Tape-In Hair Care Tips Your Client Needs to Know

Tape-In Hair Care Tips Your Client Needs to Know

While there are many hair care tips that apply to all of Babe’s professional hair extensions—such as: avoid sulfates, use a 100% boar hair bristle brush, apply product from the mid-shaft down, don’t over-shower, etc.—there are also some that apply specifically to one method or another. Each method is distinct, and best practices for I-Tip may differ slightly from those of Fusion or Tape-In. So let’s take a look at the special considerations your client should keep in mind for Tape-In.

The two main things your client should know when caring for their Tape-Ins:

Be extra careful with oils.
Hair oils—such as argan oil, coconut oil, and essential oils—can be wonderful for hair and hair extensions alike. They coat strands in a nourishing, protective layer that hydrates the hair over an extended period of time. However, we recommend that women with hair extensions only apply hair oils from the mid-shaft to ends of their extensions in order to nourish the hair. All hair extension clients should exercise caution when using hair oils to ensure that the oil does not touch the bonds themselves (which can compromise hold and cause slippage), and Tape-In clients should take particular care because Tape-In bonds are designed to disintegrate when coated with oil (hence our oil-based Tape-In Bond Remover). To avoid premature slippage, advise your client to always read product labels, limit their exposure to additional oil, apply oil sparingly, and avoid wearing their hair up after oil has been applied. They should also avoid sleeping in oil-coated hair to prevent the unintentional spread of oil to the root area. When in doubt, Tape-In clients should opt for non-oily hydrating products.

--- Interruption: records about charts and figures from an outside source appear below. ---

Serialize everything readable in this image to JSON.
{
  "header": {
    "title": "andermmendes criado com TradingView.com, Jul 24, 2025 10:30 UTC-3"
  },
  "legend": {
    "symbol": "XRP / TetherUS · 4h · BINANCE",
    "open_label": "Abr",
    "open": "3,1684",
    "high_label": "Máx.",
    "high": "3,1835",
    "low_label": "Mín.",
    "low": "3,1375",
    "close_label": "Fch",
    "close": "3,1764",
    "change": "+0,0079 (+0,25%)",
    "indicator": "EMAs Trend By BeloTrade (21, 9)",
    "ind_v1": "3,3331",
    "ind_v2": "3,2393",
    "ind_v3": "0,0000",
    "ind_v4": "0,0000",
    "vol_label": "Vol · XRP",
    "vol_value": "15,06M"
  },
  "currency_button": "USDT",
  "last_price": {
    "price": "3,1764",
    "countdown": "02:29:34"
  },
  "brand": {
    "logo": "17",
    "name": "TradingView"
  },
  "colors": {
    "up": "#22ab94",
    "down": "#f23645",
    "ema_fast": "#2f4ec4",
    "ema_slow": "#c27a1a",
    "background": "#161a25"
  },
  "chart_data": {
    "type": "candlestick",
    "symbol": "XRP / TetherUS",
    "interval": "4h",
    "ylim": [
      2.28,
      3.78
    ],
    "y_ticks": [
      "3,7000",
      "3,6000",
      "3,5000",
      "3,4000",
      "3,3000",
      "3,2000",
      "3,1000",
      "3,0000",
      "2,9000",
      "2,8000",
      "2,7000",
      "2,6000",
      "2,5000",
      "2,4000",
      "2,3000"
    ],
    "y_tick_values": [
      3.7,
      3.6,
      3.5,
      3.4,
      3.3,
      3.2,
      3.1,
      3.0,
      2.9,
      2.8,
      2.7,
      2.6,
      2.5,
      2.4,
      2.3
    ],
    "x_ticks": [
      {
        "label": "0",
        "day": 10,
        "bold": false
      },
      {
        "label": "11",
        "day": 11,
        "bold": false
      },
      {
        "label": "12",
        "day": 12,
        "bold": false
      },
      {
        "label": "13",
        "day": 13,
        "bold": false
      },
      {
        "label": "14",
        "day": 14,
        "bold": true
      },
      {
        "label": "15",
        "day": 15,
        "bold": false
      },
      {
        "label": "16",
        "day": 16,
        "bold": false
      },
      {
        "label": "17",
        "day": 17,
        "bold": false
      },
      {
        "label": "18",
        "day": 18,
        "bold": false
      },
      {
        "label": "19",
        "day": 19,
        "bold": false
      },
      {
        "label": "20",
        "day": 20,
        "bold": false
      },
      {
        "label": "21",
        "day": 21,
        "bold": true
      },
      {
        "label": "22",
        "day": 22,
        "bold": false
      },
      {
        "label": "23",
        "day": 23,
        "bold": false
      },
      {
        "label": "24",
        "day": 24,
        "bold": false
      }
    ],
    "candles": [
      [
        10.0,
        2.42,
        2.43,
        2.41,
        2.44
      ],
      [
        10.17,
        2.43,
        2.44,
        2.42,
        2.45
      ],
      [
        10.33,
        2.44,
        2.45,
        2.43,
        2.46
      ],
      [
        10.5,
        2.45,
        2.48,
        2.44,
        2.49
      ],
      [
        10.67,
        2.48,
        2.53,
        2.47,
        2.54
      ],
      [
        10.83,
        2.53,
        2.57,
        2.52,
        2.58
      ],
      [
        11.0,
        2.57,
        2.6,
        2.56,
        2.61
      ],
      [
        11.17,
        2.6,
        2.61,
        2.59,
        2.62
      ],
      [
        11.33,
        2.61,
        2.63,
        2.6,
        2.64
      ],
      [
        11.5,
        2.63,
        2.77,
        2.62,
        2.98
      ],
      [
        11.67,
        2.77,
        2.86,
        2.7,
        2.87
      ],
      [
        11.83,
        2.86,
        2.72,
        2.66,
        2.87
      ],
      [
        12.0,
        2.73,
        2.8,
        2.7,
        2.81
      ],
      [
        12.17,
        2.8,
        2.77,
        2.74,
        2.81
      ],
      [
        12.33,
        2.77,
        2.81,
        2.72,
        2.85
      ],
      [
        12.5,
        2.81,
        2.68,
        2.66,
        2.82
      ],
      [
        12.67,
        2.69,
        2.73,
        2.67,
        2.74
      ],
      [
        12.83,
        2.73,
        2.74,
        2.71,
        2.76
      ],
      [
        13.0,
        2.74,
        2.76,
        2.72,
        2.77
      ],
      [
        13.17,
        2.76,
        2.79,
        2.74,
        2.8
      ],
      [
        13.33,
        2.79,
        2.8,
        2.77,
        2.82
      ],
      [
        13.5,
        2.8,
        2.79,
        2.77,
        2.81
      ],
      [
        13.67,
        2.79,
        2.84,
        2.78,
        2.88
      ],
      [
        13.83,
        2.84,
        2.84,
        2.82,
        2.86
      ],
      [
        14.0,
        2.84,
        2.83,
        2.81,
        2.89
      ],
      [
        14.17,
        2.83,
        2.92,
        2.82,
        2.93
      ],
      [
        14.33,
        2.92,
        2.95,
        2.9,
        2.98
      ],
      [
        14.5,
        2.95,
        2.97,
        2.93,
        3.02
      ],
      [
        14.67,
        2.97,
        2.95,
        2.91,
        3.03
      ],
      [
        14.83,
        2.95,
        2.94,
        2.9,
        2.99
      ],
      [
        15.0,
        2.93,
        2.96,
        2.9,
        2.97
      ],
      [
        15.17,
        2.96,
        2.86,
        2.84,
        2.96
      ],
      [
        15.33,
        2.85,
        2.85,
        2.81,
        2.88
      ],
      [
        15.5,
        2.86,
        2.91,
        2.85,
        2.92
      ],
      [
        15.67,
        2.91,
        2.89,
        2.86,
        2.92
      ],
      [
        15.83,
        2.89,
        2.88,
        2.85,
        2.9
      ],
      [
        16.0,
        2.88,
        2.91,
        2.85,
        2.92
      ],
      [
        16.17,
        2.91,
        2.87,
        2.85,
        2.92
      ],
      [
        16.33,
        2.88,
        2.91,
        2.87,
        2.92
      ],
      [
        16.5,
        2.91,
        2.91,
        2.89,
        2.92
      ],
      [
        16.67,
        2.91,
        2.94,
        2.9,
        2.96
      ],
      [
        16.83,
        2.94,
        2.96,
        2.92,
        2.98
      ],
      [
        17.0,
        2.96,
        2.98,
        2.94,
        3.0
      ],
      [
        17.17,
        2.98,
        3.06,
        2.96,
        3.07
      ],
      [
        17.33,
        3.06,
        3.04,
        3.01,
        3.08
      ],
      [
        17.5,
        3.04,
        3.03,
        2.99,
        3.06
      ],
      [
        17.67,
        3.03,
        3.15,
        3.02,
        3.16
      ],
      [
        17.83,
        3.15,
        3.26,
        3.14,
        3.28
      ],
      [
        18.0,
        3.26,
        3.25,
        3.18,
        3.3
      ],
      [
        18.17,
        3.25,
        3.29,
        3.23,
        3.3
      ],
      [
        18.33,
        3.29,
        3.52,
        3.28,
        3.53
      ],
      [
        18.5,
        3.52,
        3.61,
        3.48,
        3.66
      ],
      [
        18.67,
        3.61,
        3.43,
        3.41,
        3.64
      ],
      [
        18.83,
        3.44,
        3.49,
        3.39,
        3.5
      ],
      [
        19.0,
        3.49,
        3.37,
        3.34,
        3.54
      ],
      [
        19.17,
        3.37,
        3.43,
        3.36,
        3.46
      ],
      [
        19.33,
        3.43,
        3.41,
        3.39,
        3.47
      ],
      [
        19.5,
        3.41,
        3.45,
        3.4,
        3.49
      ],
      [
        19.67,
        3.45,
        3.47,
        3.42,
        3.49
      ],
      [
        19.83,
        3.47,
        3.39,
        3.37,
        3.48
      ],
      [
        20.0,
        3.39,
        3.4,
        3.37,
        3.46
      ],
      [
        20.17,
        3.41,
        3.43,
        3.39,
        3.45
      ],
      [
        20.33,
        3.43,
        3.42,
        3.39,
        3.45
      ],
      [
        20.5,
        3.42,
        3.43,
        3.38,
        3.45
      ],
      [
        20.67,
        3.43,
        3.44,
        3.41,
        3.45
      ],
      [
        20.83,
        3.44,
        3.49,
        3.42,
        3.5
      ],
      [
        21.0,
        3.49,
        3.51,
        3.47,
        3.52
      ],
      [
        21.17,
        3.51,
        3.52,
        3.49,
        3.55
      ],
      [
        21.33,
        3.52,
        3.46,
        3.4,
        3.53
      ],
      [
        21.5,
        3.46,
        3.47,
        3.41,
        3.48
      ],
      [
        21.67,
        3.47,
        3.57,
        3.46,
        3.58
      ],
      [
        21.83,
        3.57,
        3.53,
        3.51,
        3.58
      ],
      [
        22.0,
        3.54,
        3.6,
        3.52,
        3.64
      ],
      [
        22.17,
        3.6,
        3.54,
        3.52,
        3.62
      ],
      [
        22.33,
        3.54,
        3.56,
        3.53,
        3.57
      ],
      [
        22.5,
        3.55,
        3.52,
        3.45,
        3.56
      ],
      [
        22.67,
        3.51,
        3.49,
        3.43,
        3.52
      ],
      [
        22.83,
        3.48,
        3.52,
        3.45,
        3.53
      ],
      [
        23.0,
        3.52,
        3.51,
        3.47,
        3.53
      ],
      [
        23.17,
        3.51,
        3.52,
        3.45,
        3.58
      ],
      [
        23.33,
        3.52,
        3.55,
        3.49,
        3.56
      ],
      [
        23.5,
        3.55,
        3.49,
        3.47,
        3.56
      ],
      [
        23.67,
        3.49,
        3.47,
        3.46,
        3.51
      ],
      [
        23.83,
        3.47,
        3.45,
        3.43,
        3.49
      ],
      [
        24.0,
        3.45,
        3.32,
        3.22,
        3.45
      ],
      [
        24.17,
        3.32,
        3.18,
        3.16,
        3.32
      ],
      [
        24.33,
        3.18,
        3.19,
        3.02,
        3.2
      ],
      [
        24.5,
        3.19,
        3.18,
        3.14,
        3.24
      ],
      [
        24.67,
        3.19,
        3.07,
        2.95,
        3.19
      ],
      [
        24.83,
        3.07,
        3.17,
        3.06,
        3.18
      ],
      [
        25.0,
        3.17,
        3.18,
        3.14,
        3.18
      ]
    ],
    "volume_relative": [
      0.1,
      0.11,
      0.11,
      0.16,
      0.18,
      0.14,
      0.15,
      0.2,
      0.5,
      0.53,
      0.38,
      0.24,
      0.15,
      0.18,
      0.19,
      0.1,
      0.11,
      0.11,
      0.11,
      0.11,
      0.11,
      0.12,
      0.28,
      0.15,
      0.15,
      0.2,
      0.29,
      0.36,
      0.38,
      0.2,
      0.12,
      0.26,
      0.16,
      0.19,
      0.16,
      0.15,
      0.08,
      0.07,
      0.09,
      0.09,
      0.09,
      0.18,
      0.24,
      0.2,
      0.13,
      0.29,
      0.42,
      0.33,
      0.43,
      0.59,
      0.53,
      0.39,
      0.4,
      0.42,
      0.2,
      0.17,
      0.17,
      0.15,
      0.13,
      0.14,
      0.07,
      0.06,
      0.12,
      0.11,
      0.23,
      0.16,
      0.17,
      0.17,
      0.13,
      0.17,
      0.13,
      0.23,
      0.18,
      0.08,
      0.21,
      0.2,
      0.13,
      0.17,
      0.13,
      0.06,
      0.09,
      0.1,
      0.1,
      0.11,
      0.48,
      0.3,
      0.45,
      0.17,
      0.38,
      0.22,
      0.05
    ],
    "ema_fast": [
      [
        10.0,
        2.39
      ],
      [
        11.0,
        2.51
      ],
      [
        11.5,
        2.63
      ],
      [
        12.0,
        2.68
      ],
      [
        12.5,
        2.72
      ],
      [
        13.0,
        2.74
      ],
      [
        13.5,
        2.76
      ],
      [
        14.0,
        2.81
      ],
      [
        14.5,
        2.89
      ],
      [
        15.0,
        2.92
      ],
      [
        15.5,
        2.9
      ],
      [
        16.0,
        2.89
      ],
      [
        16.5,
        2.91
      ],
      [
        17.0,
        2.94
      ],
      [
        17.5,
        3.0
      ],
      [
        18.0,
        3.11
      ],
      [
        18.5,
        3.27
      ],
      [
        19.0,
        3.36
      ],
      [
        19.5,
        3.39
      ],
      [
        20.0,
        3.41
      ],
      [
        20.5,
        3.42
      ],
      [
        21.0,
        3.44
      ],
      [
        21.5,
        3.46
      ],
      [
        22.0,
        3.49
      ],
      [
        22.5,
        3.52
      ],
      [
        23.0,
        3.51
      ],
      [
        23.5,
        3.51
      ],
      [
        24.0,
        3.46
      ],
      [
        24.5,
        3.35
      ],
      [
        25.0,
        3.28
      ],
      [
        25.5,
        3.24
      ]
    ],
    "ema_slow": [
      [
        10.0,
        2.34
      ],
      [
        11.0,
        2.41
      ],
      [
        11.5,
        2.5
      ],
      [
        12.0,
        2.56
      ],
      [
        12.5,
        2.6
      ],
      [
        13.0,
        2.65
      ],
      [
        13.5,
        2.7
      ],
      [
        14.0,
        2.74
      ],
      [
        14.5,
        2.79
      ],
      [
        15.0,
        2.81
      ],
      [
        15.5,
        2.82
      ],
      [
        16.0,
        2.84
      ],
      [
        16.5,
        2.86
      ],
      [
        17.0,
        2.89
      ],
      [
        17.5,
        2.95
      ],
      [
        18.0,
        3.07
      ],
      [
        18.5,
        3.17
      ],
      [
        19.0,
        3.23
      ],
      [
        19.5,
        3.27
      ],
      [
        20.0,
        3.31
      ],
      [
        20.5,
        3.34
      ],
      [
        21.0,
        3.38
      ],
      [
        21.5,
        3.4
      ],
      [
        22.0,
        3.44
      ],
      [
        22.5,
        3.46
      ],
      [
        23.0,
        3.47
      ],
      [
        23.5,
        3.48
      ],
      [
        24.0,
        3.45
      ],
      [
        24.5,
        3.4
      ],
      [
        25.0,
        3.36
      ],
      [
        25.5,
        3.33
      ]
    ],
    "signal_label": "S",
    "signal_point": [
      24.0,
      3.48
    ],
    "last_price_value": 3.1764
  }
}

Be extra careful with heat.
Each of our extension methods responds poorly to excess heat, but each one does so in different ways. The bond of Tape-In hair extensions can dissolve under intense heat, risking slippage or even damage to the client’s natural locks. Damage may look like fried hair, matting, or even breakage in or around the bond area, and can compromise the client’s eligibility for hair extensions in the future. Help your client to understand that they should avoid using heating tools—which provide close-range, concentrated heat—near the roots of their extensions, whenever possible. When they do use heating tools, they should always apply a heat protectant product beforehand, and pass the tool over the hair in a continuous motion to avoid lingering in one area. When blow-drying, clients should use a modest heat setting and keep the hair dryer at a distance from their hair. Again, heat protectant is mandatory, and a diffuser may prove useful, as well. Finally, when spending extended time outdoors, your client should make an effort to protect their hair from the sun by using heat protectant, a hat, scarf, or by arranging it in a protective style.

Caring for hair extensions is an extensive process, but it’s necessary for long-lasting, beautiful results. Equip your client with the knowledge they need to get the job done right!